First of all, I recently discovered this professional quality video-sharing website. If you haven’t heard of it yet, it is called VIMEO.
It even lets you watch movies in high-definition. It alots users up to 500 megabytes to upload per week, with no regards to the length of the video. The only problems I’ve had so far are 1) A low amount of random views and 2) I can’t seem to embed my video here on wordpress.com. However, it kept the links that appear after the embedded video:
Rachael’s Cafe [pt. 4 of 5] from Nicholas Peters on Vimeo.
This excerpt is the fourth of a total of five vignettes from my documentary Rachael’s Cafe. Much like Jim Jarmuch’s film Coffee and Cigarettes, each vignette is a different group of people meeting/talking over coffee at a table in the cafe. Each conversation reveals something about who the people are, how they relate to the cafe, and just what the cafe is.
A vignette from Jim Jarmusch‘s film Coffee and Cigarettes:
Besides the last vignette of the documentary, subtitled Grand Opening, I have asked the subjects of the scenes to act on some level. However, these scenes serve as interviews in some way, but I thought I could use slight acting as a tool to create a more real and visual truth as one watches the documentary. This is because standard interviews often have a quality where the subject is removed from the environment, commenting on it as a temporary outsider.
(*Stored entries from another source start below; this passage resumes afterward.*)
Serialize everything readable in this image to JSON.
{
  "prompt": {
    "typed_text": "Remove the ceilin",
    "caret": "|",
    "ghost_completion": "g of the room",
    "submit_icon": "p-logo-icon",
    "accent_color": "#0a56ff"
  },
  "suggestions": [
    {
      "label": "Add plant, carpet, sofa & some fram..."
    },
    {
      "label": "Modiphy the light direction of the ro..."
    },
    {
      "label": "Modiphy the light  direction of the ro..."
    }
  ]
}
My idea to have Rachael interacting in an interview/conversation with herself as she is now and as she was came from a 2001 film by the British filmmaker Nicholas Barker, which similarly blurred the lines of “documentary.” It is called Unmade Beds. In it, Barker made a low-budget documentary interviewing and observing four different New Yorkers who use personal ads regularly in their dating lives. He showed his subjects the documentary he made, then reshot it all on film, this time having them “act” it out. Presumably, they developed themselves as characters and re-acted the whole thing, this time potentially going a step further into whatever character came across in the first edit of Barker’s.
An interview with Nicholas Barker (director of Unmade Beds)
So once you had these live people that you were dealing, how much of them did you write, how were they accommodated or not?
Barker: We filmed the 4 principle character over 7 months on a camcorder first. I made transcripts of everything they said and collated, edited them down to a film script. I would say 95% of what you see and hear was based on words and behavior that I observed. I certainly don’t claim to be objective, this is highly subjective filmmaking, but it was based on the truths that seemed potent to me. And seemed to be the truths that I felt were dominant in the lives that I was observing. So all I was doing was refining and finessing their language and then turning it into a script, so that I would then teach them to act their own story in my version of their lives.